Let us use this model for the same dataset.

results_missing_2 <- compute_results(datasets_missing, backend_missing_2, gen_quants = log_lik_gq, 
                    cache_mode = "results", 
                    cache_location = file.path(cache_dir, "missing_2"))
## Results loaded from cache file 'missing_2'
##  - 20 (10%) fits had at least one Rhat > 1.01. Largest Rhat was 1.031.
## Not all diagnostics are OK.
## You can learn more by inspecting $default_diagnostics, $backend_diagnostics 
## and/or investigating $outputs/$messages/$warnings for detailed output from the backend.

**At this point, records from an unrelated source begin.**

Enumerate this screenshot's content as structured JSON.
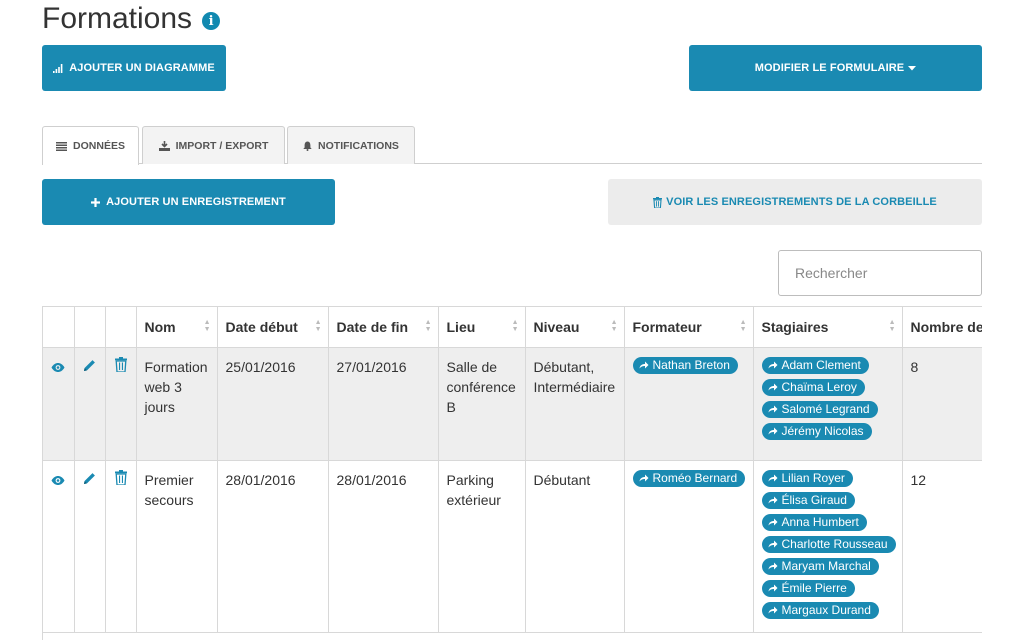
{
  "page": {
    "title": "Formations"
  },
  "toolbar": {
    "add_chart_label": "AJOUTER UN DIAGRAMME",
    "edit_form_label": "MODIFIER LE FORMULAIRE"
  },
  "tabs": [
    {
      "label": "DONNÉES",
      "icon": "list-icon",
      "active": true
    },
    {
      "label": "IMPORT / EXPORT",
      "icon": "import-export-icon",
      "active": false
    },
    {
      "label": "NOTIFICATIONS",
      "icon": "bell-icon",
      "active": false
    }
  ],
  "actions": {
    "add_record_label": "AJOUTER UN ENREGISTREMENT",
    "trash_label": "VOIR LES ENREGISTREMENTS DE LA CORBEILLE"
  },
  "search": {
    "placeholder": "Rechercher",
    "value": ""
  },
  "table": {
    "columns": [
      "Nom",
      "Date début",
      "Date de fin",
      "Lieu",
      "Niveau",
      "Formateur",
      "Stagiaires",
      "Nombre de"
    ],
    "rows": [
      {
        "nom": "Formation web 3 jours",
        "date_debut": "25/01/2016",
        "date_fin": "27/01/2016",
        "lieu": "Salle de conférence B",
        "niveau": "Débutant, Intermédiaire",
        "formateur": "Nathan Breton",
        "stagiaires": [
          "Adam Clement",
          "Chaïma Leroy",
          "Salomé Legrand",
          "Jérémy Nicolas"
        ],
        "nombre": "8"
      },
      {
        "nom": "Premier secours",
        "date_debut": "28/01/2016",
        "date_fin": "28/01/2016",
        "lieu": "Parking extérieur",
        "niveau": "Débutant",
        "formateur": "Roméo Bernard",
        "stagiaires": [
          "Lilian Royer",
          "Élisa Giraud",
          "Anna Humbert",
          "Charlotte Rousseau",
          "Maryam Marchal",
          "Émile Pierre",
          "Margaux Durand"
        ],
        "nombre": "12"
      }
    ]
  },
  "colors": {
    "accent": "#1a8ab2",
    "row_shade": "#eeeeee",
    "light_button": "#ececec"
  }
}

The contraction plot would not show anything suspicious - we get decent contraction

plot_contraction(results_missing_2, prior_sd, parameters = "mu")

Similarly, our posterior estimates now cluster around the true values.

plot_sim_estimated(results_missing_2, parameters = "mu", alpha = 0.5)

Now contraction is pretty high, and mu is behaving well, but our log_lik generated quantity shows a clear problem

plot_ecdf_diff(results_missing_2)

plot_rank_hist(results_missing_2)

We could definitely find even smaller deviations than omitting half the data points, that would however require more simulations for the SBC. This boils down to the earlier discussion on small changes to the model - omitting a few data points does not change the posterior very much in this case (as the model is simple and is already quite well informed by just a few data points) and thus it is harder to detect this problem by SBC - but it is possible.